China’s government branded members of Norway’s Nobel Peace Prize committee as “clowns” for giving this year’s award to jailed writer Liu Xiaobo, and derided the decision as a “farce.”
“Cold War practices” were at play during the selection process, Foreign Ministry spokeswoman Jiang Yu told reporters in Beijing today. Such efforts to change China’s political system will fail, Jiang said.
Since the Oslo-based committee’s Oct. 8 decision to award the prize to Liu -- a writer jailed by Chinese authorities on charges of plotting to subvert the ruling Communist Party -- relations between Norway and China have deteriorated. Jiang said last week it will be difficult to repair ties. Chinese officials have yet to tell the Nobel committee whether they’ll allow Liu to attend a Dec. 10 award ceremony in the Norwegian capital.

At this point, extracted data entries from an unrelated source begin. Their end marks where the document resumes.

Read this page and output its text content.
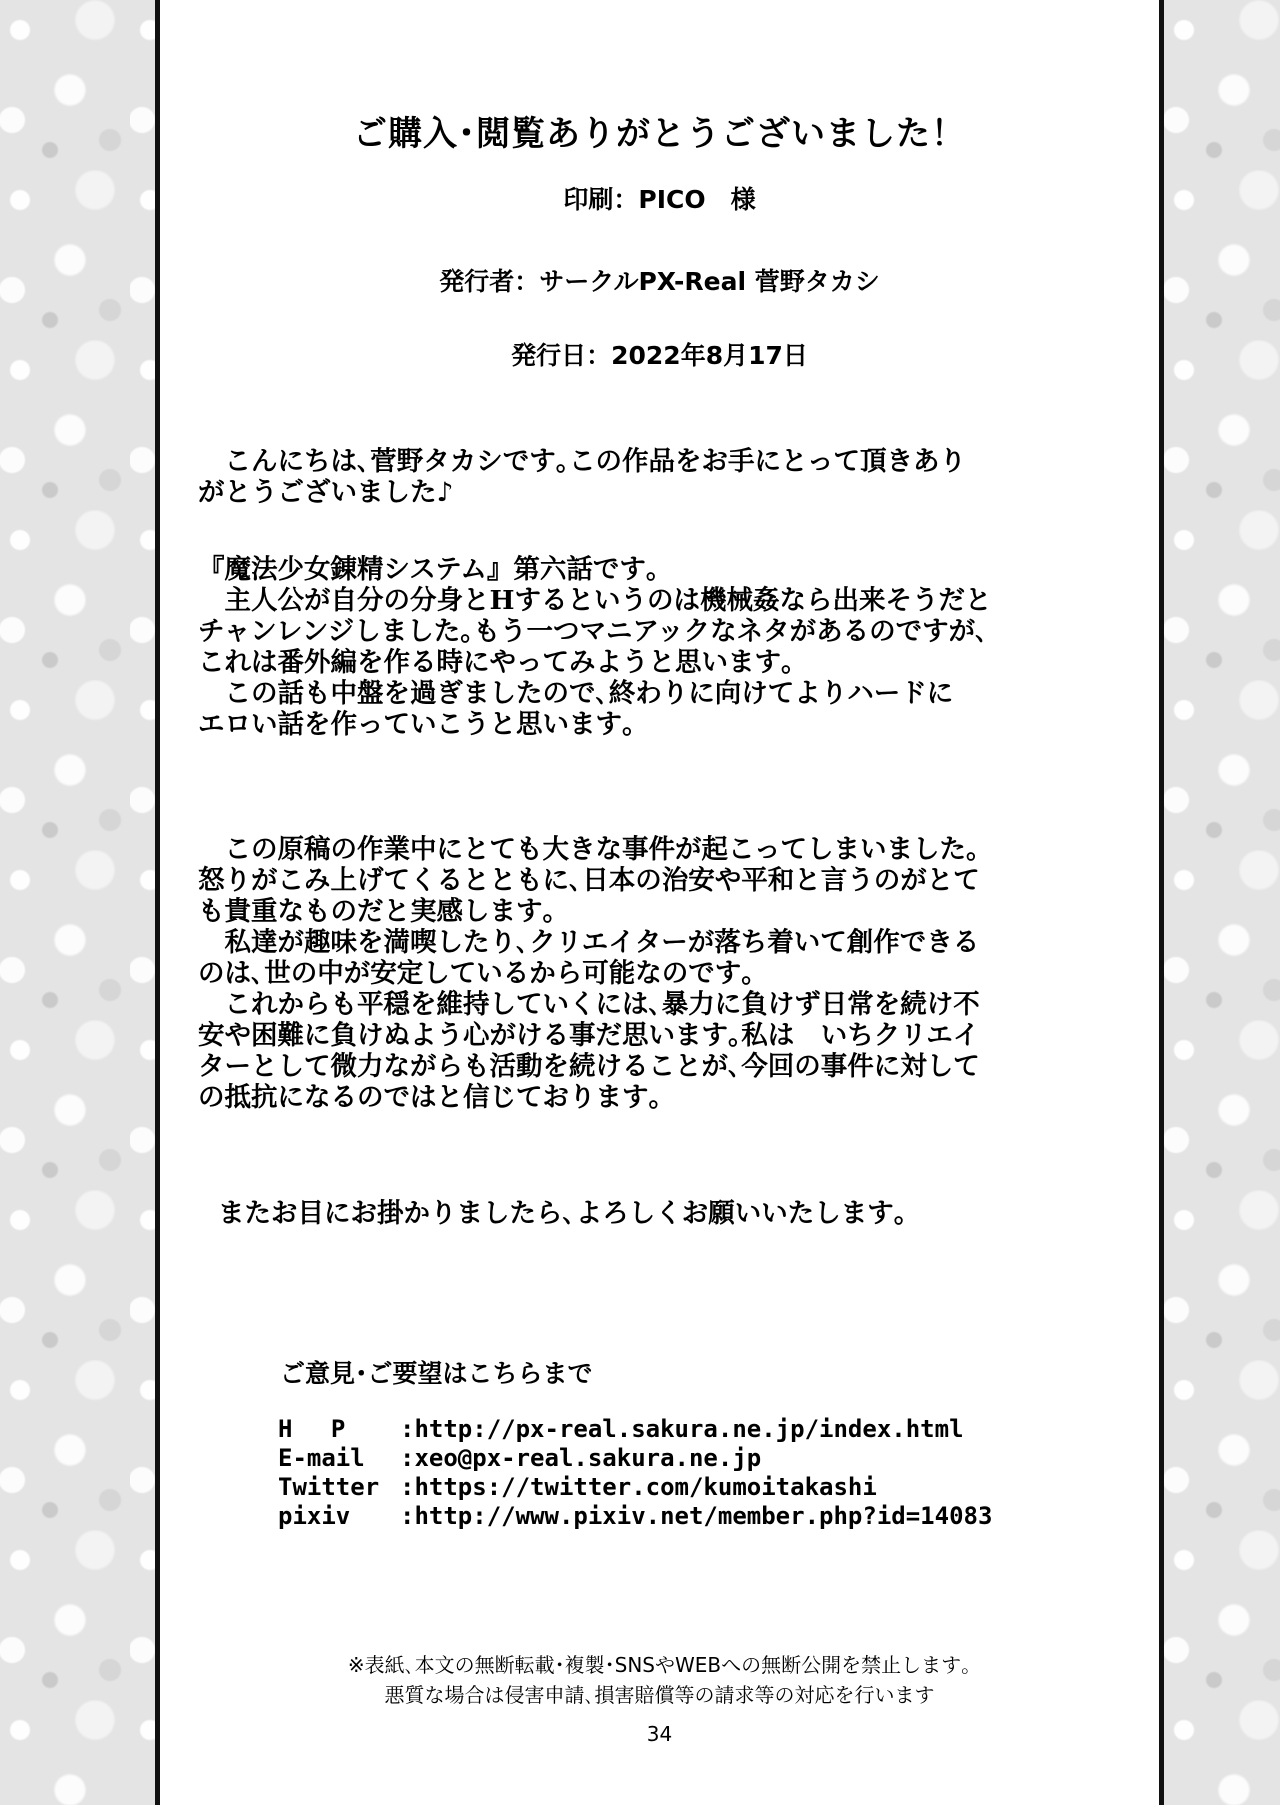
ご購入･閲覧ありがとうございました！
印刷：PICO　様
発行者：サークルPX-Real 菅野タカシ
発行日：2022年8月17日
　こんにちは､菅野タカシです｡この作品をお手にとって頂きあり
がとうございました♪
『魔法少女錬精システム』第六話です｡
　主人公が自分の分身とHするというのは機械姦なら出来そうだと
チャンレンジしました｡もう一つマニアックなネタがあるのですが､
これは番外編を作る時にやってみようと思います｡
　この話も中盤を過ぎましたので､終わりに向けてよりハードに
エロい話を作っていこうと思います｡
　この原稿の作業中にとても大きな事件が起こってしまいました｡
怒りがこみ上げてくるとともに､日本の治安や平和と言うのがとて
も貴重なものだと実感します｡
　私達が趣味を満喫したり､クリエイターが落ち着いて創作できる
のは､世の中が安定しているから可能なのです｡
　これからも平穏を維持していくには､暴力に負けず日常を続け不
安や困難に負けぬよう心がける事だ思います｡私は　いちクリエイ
ターとして微力ながらも活動を続けることが､今回の事件に対して
の抵抗になるのではと信じております｡
またお目にお掛かりましたら､よろしくお願いいたします｡
ご意見･ご要望はこちらまで
H　 P	:http://px-real.sakura.ne.jp/index.html
E-mail	:xeo@px-real.sakura.ne.jp
Twitter :https://twitter.com/kumoitakashi
pixiv	:http://www.pixiv.net/member.php?id=14083
※表紙､本文の無断転載･複製･SNSやWEBへの無断公開を禁止します｡
悪質な場合は侵害申請､損害賠償等の請求等の対応を行います
34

“We are against anyone making an issue out of Liu Xiaobo and interfering in China’s internal affairs and judicial authority,” Jiang said. “We will not change because of interference by a few clowns; we will not change our path. We will stick to the path of ruling the country by law and its national conditions.”
While the Nobel committee’s decision drew denunciation from the Chinese government, U.S. President Barack Obama called for Liu’s immediate release from prison. Nineteen countries have declined invitations to be represented at the award ceremony “for various reasons,” the committee said today.
China, Russia, Kazakhstan, Colombia, Tunisia, Saudi Arabia, Pakistan, Serbia, Iraq, Iran, Vietnam, Afghanistan, Venezuela, the Philippines, Egypt, Sudan, Ukraine, Cuba and Morocco won’t attend the ceremony, according to the committee’s website. In 2008, when former Finnish President Martti Ahtisaari received the prize, 10 embassies weren’t represented at the ceremony.
The Russian ambassador’s decision to stay away is “not a political decision,” spokesman Vladimir Isupov said in November. Ambassador Vyacheslav Pavlovskiy will be out of the country that day, he said.
Forty-four embassies have indicated they will send a representative to this year’s ceremony, the committee said.
Liu was awarded the prize “for his long and non-violent struggle for fundamental human rights in China,” the committee said in October. He was taken into custody in December 2008 for his role in organizing Charter 08, an open letter calling for direct elections and the freedom of assembly in China. More than 300 Chinese academics, lawyers and activists signed the letter. He was sentenced to 11 years in prison on Christmas day last year.
Charter 08 drew inspiration and its name from Charter 77, a 1970s group that included former political dissident and Czech President Vaclav Havel, urging the then Communist regime to respect human rights.